【仙術】vs【龍装】
【仙術】、それはワシが一万年の年月で編み出した技術。
それは、自身の肉体を魔導具として改造し、外部接続を必要とせず龍の力を発揮する技術である。
【龍装】が外部に力を委ねるのと反対に、【仙術】は体内循環で全てが完結する。
「【仙術 tipe:β】」
ベルフェゴールを持った販売員がワシに突きを放つ。
じゃが、それは幻術じゃよ。
空振りによって生まれた隙を攻撃する。
「年季が違うんじゃよ!」
やはり、攻撃が当たらぬな。
ベルフェゴール、儀式系の【龍装】。
特定の手順を順番通りになぞらなくてはお互いにダメージをあたえられぬ。
しかし、手順を踏んだ後の約五分間、攻撃は必中になる。
さて、どのような手順を踏んでワシに攻撃するのかのぉ。
「お客様、幻術は他のお客様に迷惑となるためお止めください」
「ベルフェゴールは手順を踏めば幻術を使おうが関係ないじゃろう? どんな手順を踏むかは所有者に委ねられる。お主、見破られることを恐れておるのじゃな?」
「……」
つまり、この者はかなり単純な儀式を設定しておる。
それがワシにバレたのなら、【仙術】を使えるこちらが有利。
わざわざ話しかけてきたのはワシを惑わすため。
若いのぉ。
ベルフェゴールはいかに自身のルールを押し付けるかが最も重要じゃ。
「しかし、早く儀式を完遂させるべきじゃぞ? ここまで狭い場所で長物を振り回すのは賢いとは言えぬからな。
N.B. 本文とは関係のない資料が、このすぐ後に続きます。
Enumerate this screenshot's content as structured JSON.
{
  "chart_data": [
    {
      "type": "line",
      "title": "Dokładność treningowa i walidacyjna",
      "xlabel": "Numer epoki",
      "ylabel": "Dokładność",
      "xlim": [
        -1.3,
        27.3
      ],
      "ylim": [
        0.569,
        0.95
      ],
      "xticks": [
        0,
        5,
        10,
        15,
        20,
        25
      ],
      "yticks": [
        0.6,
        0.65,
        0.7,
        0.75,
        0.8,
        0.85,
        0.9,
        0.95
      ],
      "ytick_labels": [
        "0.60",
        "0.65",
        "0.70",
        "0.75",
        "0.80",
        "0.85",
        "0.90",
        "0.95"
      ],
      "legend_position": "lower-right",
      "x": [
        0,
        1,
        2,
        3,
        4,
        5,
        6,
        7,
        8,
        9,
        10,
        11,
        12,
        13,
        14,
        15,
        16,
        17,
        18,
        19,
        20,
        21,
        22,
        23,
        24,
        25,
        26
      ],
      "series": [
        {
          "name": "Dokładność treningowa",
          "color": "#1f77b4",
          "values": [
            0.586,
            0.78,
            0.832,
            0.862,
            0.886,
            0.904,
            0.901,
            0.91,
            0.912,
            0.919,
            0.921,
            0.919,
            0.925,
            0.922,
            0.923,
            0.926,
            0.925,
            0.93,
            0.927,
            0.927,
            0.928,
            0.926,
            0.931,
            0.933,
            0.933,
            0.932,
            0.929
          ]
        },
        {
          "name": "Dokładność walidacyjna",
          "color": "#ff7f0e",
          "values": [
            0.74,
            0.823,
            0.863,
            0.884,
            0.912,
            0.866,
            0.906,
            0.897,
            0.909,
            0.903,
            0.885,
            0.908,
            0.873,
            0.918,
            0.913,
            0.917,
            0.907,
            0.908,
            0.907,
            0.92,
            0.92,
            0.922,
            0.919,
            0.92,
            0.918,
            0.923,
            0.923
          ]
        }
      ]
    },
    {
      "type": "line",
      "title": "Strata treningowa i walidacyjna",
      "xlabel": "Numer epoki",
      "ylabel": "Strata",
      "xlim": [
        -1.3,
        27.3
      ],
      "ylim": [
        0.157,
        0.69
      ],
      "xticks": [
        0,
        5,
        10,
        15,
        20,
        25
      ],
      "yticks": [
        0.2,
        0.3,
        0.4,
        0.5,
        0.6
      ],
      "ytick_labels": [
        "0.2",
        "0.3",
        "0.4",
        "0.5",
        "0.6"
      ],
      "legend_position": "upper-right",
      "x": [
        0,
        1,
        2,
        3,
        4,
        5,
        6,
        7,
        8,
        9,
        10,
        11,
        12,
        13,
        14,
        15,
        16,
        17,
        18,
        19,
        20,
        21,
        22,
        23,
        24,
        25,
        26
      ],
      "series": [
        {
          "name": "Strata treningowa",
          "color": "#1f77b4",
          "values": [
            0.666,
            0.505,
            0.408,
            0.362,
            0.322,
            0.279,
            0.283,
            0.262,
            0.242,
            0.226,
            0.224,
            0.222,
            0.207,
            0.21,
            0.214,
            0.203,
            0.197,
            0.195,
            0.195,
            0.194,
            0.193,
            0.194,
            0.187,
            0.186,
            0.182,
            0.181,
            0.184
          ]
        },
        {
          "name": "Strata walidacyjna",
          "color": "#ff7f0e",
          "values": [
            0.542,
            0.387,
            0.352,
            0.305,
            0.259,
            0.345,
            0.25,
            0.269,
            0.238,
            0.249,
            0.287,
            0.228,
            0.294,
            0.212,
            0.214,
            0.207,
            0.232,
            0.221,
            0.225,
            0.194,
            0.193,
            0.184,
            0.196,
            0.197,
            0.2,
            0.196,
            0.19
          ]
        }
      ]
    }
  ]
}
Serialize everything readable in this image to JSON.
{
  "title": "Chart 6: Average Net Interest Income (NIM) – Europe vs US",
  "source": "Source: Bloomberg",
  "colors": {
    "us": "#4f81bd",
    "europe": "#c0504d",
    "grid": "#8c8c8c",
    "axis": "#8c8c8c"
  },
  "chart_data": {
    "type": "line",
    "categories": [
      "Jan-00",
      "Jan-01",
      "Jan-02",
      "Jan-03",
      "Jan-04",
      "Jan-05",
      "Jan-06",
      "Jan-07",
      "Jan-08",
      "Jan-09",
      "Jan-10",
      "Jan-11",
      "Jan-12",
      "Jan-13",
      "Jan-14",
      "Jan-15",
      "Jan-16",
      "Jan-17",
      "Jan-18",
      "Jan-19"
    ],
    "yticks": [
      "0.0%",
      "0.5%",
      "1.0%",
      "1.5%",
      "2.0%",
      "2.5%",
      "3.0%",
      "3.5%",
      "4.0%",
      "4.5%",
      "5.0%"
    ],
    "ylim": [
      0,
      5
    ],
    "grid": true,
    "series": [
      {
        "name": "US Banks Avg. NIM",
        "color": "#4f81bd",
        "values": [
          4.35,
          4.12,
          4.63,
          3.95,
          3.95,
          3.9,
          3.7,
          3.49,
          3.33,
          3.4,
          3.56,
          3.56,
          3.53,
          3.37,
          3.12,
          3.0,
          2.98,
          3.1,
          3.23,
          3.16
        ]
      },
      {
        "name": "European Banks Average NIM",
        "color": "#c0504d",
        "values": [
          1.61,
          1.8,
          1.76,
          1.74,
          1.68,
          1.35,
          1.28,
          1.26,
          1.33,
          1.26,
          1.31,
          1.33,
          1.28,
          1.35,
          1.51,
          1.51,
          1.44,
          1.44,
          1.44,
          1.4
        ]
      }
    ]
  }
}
それに、仲間を呼んでも構わんからのぉ」
「……」
お互いに距離を保ちながら睨み合う。
やはり、天王はスマホを普及させるべきではなかったのぉ……。
手を使わんでも電話ができるぞい。
『あーもしもし、仙孤さん?』
「もしもしじゃ。こちらに魔導騎士がおってのぉ、助力を頼みたいのじゃ」
『! 分かった! すぐに行く!』
「……ほれ、早くせんと2対1じゃよ」
「お客様、私が設定したベルフェゴールの儀式をお教えいたしましょう」
む?
なんじゃ?
この余裕は……。
まるで儀式がもう終わったかのような……。
「それは相手が仲間に連絡を取ること、です」
「……は?」
販売員がベルフェゴールを構える。
そして、突きを繰り出した。
「便利な世の中になりました。いつでも連絡を取れる。……おっと急所は外しましたか」
ベルフェゴールは必中攻撃。
しかしどこに当たるかある程度は制御できる。
「お客様なら知っているとは思いますが、この五分間は何度でも攻撃できます。そして、私は仲間に連絡を取りません」
自分がやったら、ではなく相手がやったら、とは予想ができなかったのぉ。
ワシの思考も凝り固まっていたことがよく分かった。
じゃが、すぐにランヴェルもやってくる。
それに【仙術】の新たな活用も試すいい機会じゃ。